In the past, both of Trump's recent nominees have weighed in on the issue of Cuba.
Known as a war hawk, Bolton, 69, in a 2002 speech, declared that Cuba has "at least a limited offensive biological warfare and development effort" and was sharing the technology with other countries.
It's been reported that the then-national intelligence officer for Latin America and the State Department's top biological weapons expert disagreed.
Over the weekend, an article on the Cuban state-run Cubadebate newspaper questioned: Where are the biological weapons Bolton dreamed of?
The article goes on to call Bolton one of the most controversial and radical political figures in American politics who has a dark past when it comes to U.S.-Cuba relations.
Former chief of U.S. interest section in Havana, Vicki Huddleston, details in her newly released book how Bolton falsely accused Cuba of manufacturing biological weapons to derail former President Jimmy Carter's visit to Cuba.
CIA Director Mike Pompeo, who has been nominated to secretary of state, also knows the Cuba issue well.
In March 2016, when Pompeo was a congressman, he urged President Barack Obama not to visit Cuba.
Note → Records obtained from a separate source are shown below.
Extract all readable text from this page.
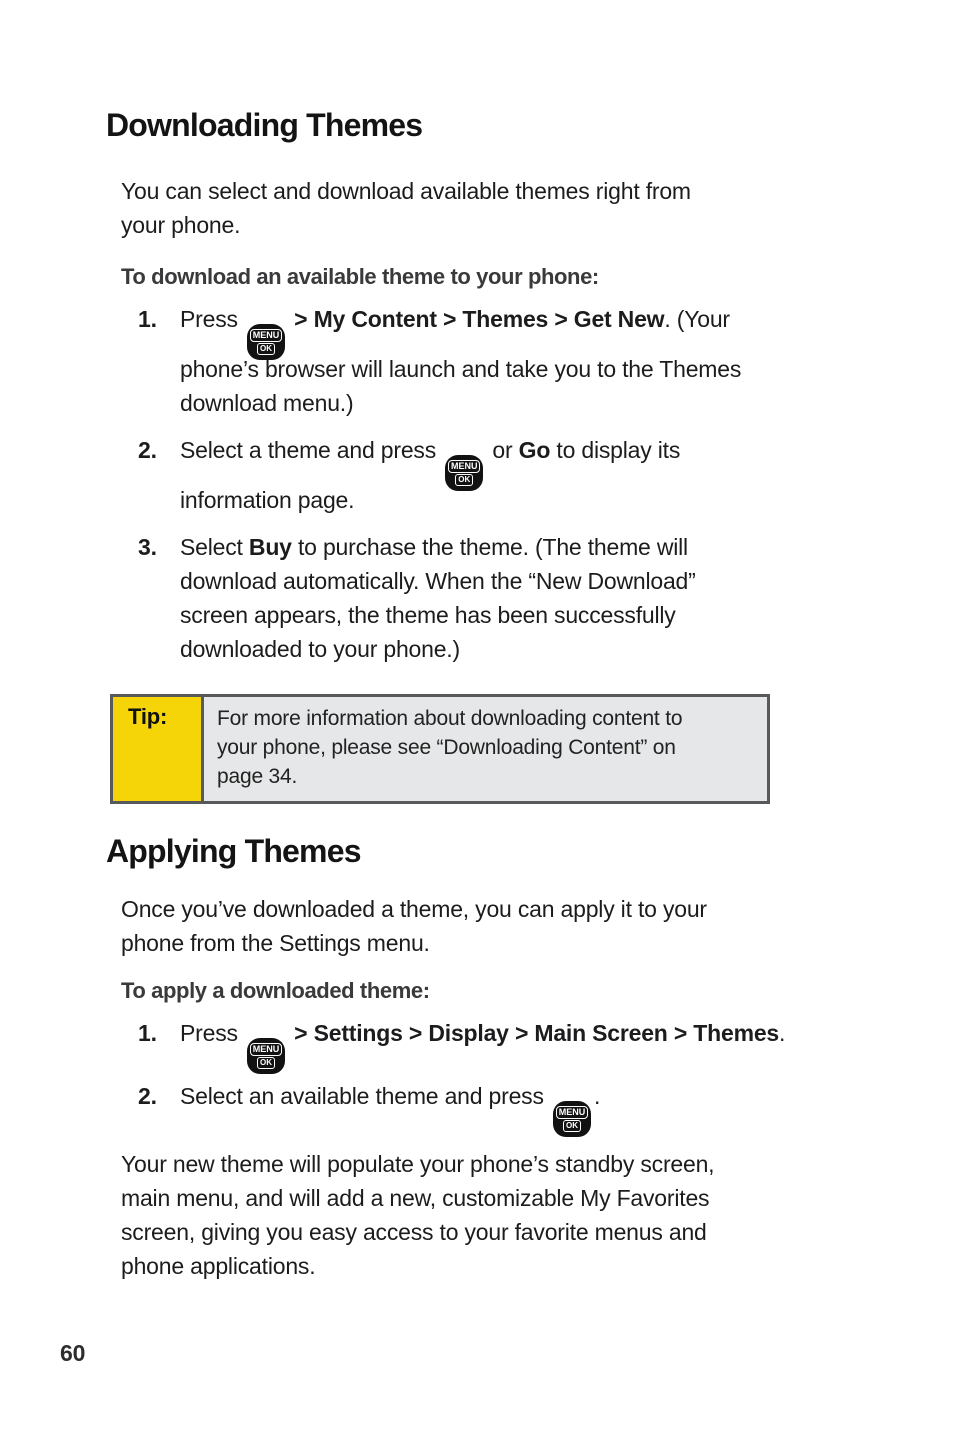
Downloading Themes

You can select and download available themes right from
your phone.

To download an available theme to your phone:
1.	Press
MENU
OK
> My Content > Themes > Get New. (Your
phone’s browser will launch and take you to the Themes
download menu.)
2.	Select a theme and press
MENU
OK
or Go to display its
information page.
3.	Select Buy to purchase the theme. (The theme will
download automatically. When the “New Download”
screen appears, the theme has been successfully
downloaded to your phone.)
Tip:	For more information about downloading content to
your phone, please see “Downloading Content” on
page 34.
Applying Themes

Once you’ve downloaded a theme, you can apply it to your
phone from the Settings menu.

To apply a downloaded theme:
1.	Press
MENU
OK
> Settings > Display > Main Screen > Themes.
2.	Select an available theme and press
MENU
OK
.

Your new theme will populate your phone’s standby screen,
main menu, and will add a new, customizable My Favorites
screen, giving you easy access to your favorite menus and
phone applications.

60
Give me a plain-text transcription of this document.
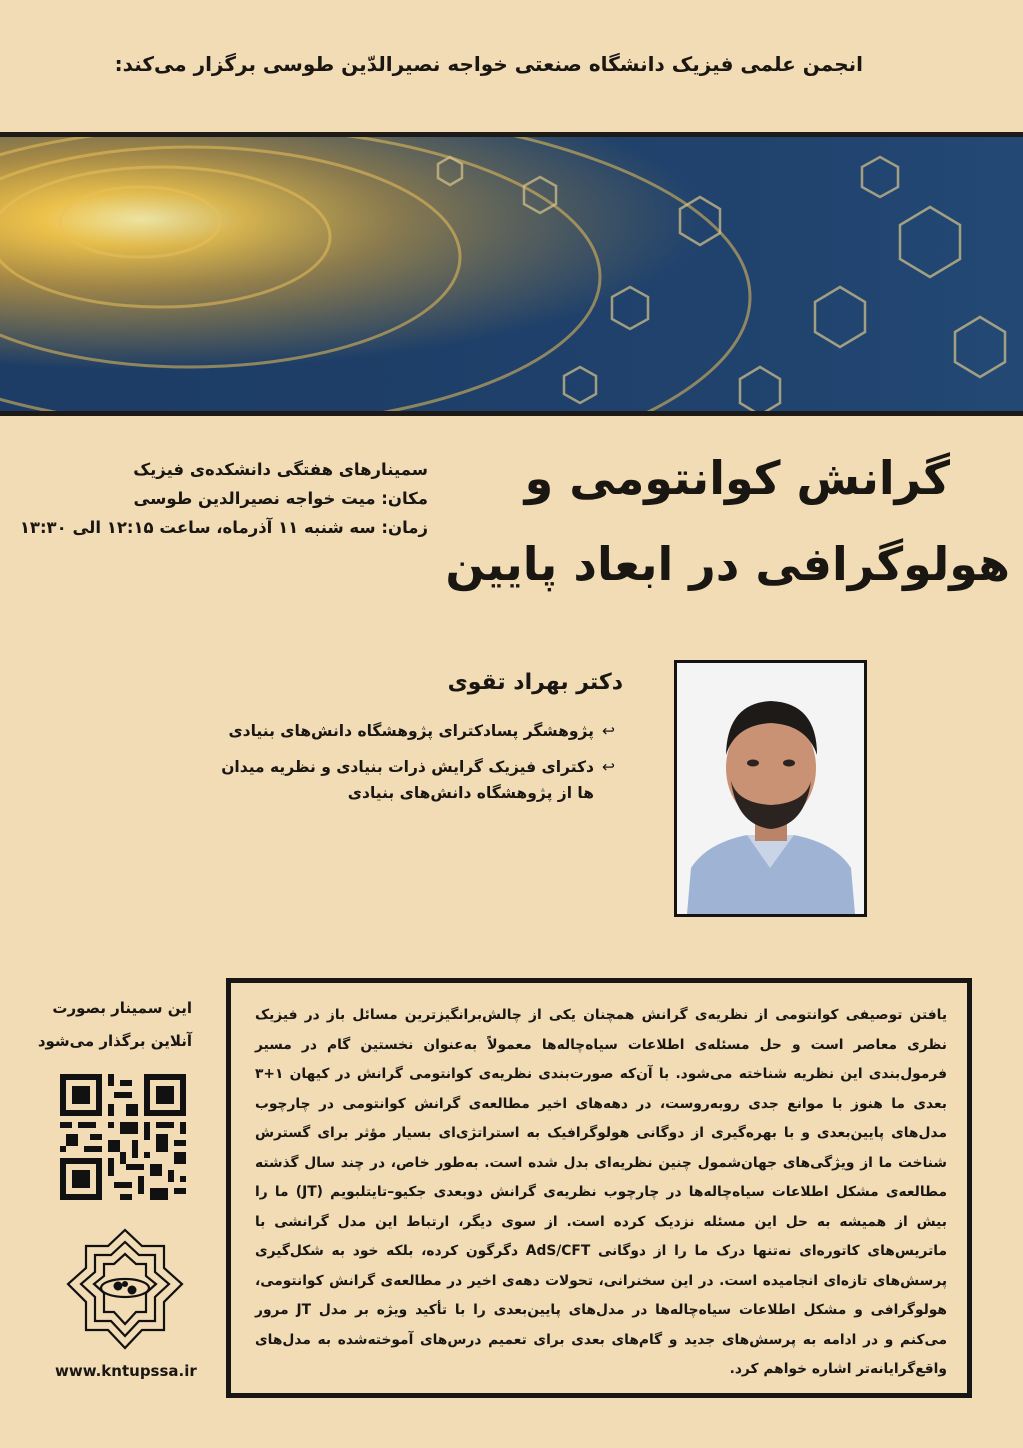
انجمن علمی فیزیک دانشگاه صنعتی خواجه نصیرالدّین طوسی برگزار می‌کند:
سمینارهای هفتگی دانشکده‌ی فیزیک
مکان: میت خواجه نصیرالدین طوسی
زمان: سه شنبه ۱۱ آذرماه، ساعت ۱۲:۱۵ الی ۱۳:۳۰
گرانش کوانتومی و
هولوگرافی در ابعاد پایین
دکتر بهراد تقوی
↩
پژوهشگر پسادکترای پژوهشگاه دانش‌های بنیادی
↩
دکترای فیزیک گرایش ذرات بنیادی و نظریه میدان ها از پژوهشگاه دانش‌های بنیادی
یافتن توصیفی کوانتومی از نظریه‌ی گرانش همچنان یکی از چالش‌برانگیزترین مسائل باز در فیزیک نظری معاصر است و حل مسئله‌ی اطلاعات سیاه‌چاله‌ها معمولاً به‌عنوان نخستین گام در مسیر فرمول‌بندی این نظریه شناخته می‌شود. با آن‌که صورت‌بندی نظریه‌ی کوانتومی گرانش در کیهان ۱+۳ بعدی ما هنوز با موانع جدی روبه‌روست، در دهه‌های اخیر مطالعه‌ی گرانش کوانتومی در چارچوب مدل‌های پایین‌بعدی و با بهره‌گیری از دوگانی هولوگرافیک به استراتژی‌ای بسیار مؤثر برای گسترش شناخت ما از ویژگی‌های جهان‌شمول چنین نظریه‌ای بدل شده است. به‌طور خاص، در چند سال گذشته مطالعه‌ی مشکل اطلاعات سیاه‌چاله‌ها در چارچوب نظریه‌ی گرانش دوبعدی جکیو–تایتلبویم (JT) ما را بیش از همیشه به حل این مسئله نزدیک کرده است. از سوی دیگر، ارتباط این مدل گرانشی با ماتریس‌های کاتوره‌ای نه‌تنها درک ما را از دوگانی AdS/CFT دگرگون کرده، بلکه خود به شکل‌گیری پرسش‌های تازه‌ای انجامیده است. در این سخنرانی، تحولات دهه‌ی اخیر در مطالعه‌ی گرانش کوانتومی، هولوگرافی و مشکل اطلاعات سیاه‌چاله‌ها در مدل‌های پایین‌بعدی را با تأکید ویژه بر مدل JT مرور می‌کنم و در ادامه به پرسش‌های جدید و گام‌های بعدی برای تعمیم درس‌های آموخته‌شده به مدل‌های واقع‌گرایانه‌تر اشاره خواهم کرد.
این سمینار بصورت
آنلاین برگذار می‌شود
www.kntupssa.ir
In an opinion piece he wrote for the Independent Journal Review, Pompeo said: "By visiting Havana, President Obama is giving Fidel Castro a huge public relations coup. The state newspaper declared that his trip signifies the Castro regime's stellar human rights record...President Obama said he would travel to Cuba only if the liberty and freedom of ordinary Cubans had improved."